Bio: Dr. Victoria Aveson is a General Surgeon and Surgical Oncology Fellow at Long Island Jewish Hospital and a reformed physician scientist. Her presentation is not endorsed by any medical institution and should not be considered advice of any kind.

*Presentation #2
Big Machines for Tiny Science: Adventures at the Large Hadron Collider
by Savannah Thais


Description: What is the smallest thing in the universe and how do we study it? What exactly is dark matter? What about the Higgs Boson? What the heck do computers and AI have to do with all this? And most importantly, what does any of this have to do with you? In this presentation, Savannah Thais —a physicist who has worked with the Large Hadron Collider (LHC) for over a decade —will take you on a journey into the world of particle physics. Learn about the Standard Model, the framework for understanding everything the building blocks of the universe, and how scientists use the world’s largest machine and all kinds of algorithms and AI to smash protons together at nearly the speed of light in search of the universe’s biggest mysteries. Get ready to think big, dream small, and be amazed!

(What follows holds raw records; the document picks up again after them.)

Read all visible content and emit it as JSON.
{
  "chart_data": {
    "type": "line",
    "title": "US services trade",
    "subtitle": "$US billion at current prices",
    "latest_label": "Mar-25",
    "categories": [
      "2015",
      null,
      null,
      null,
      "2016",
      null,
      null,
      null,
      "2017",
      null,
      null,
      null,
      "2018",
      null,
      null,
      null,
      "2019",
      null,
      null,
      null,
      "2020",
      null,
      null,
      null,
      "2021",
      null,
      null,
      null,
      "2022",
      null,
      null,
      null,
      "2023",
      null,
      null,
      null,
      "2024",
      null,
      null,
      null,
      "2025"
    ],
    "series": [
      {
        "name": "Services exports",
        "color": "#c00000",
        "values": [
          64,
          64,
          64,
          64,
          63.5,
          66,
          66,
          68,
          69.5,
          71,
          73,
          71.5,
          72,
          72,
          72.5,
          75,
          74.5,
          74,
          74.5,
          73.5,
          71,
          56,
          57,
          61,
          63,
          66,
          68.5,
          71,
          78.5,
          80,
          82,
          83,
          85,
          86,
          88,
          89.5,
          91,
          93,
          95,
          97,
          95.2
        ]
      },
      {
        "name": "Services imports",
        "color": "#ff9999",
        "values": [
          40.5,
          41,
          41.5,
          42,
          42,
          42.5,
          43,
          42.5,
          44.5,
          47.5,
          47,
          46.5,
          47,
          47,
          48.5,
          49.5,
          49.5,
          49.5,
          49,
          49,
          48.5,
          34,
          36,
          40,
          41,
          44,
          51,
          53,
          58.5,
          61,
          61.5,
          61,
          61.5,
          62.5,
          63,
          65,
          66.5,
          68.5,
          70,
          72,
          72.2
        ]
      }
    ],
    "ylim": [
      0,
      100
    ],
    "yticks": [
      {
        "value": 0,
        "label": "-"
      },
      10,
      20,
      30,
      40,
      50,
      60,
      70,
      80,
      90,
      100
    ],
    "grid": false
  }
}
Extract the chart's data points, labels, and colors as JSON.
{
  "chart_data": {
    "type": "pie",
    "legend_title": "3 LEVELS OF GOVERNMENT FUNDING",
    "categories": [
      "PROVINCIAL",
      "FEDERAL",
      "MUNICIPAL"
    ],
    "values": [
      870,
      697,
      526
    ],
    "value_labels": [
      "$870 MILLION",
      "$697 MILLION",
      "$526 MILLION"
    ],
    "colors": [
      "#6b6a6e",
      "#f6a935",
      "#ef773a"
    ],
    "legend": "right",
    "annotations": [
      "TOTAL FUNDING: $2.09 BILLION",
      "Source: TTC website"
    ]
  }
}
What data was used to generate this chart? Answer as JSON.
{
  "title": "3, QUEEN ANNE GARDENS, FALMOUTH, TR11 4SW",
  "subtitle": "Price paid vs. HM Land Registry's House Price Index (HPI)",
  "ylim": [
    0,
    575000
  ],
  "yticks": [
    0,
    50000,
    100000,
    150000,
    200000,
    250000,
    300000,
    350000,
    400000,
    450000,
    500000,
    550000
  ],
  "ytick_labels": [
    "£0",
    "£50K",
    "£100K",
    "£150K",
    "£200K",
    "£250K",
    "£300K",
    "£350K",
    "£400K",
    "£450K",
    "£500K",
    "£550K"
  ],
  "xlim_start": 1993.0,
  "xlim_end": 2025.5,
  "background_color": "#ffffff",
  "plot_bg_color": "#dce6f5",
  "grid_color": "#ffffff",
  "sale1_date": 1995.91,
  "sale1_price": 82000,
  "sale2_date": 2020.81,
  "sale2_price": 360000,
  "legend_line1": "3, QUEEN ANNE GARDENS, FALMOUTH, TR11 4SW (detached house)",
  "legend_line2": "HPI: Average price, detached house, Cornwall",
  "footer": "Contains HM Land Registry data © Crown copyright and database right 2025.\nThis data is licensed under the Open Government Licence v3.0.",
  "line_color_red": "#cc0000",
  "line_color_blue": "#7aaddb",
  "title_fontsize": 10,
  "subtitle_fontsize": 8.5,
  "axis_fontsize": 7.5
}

Bio: Dr. Savannah Thais is a Research Scientist and Adjunct Professor in the Data Science Institute at Columbia University. She has been fascinated by particle physics since learning about the Higgs Boson in her highschool physics class; she decided she was going to work at the LHC and never looked back. She completed a PhD in physics at Yale working on the ATLAS experiment at the LHC where she was a pioneer in applying AI to particle physics; she then did a post-doc at Princeton with the competing CMS experiment where she helped found the CMS Machine Learning group, and now runs the Science, Society, and AI Lab at Columbia where she uses advanced AI to study different systems from particle physics to public health.

*Presentation #3
Asmodeus, King of the Demons, and Other Shedim in Jewish Texts and Tradition
by Erik Schechter

Description: Do demons exist? If so, how did they come to be? Are they dangerous? Irrevocably evil? Immortal? Where do demons exist in relation to human society? Finally, how do you protect yourself from a demon? In this presentation, Erik Schechter, a member of the NY Chapter of the Horror Writers Association, will examine the evolving, and often conflicting, Jewish understanding of demons (shedim) in the Hebrew Bible, Talmud, Apocrypha, and other sources.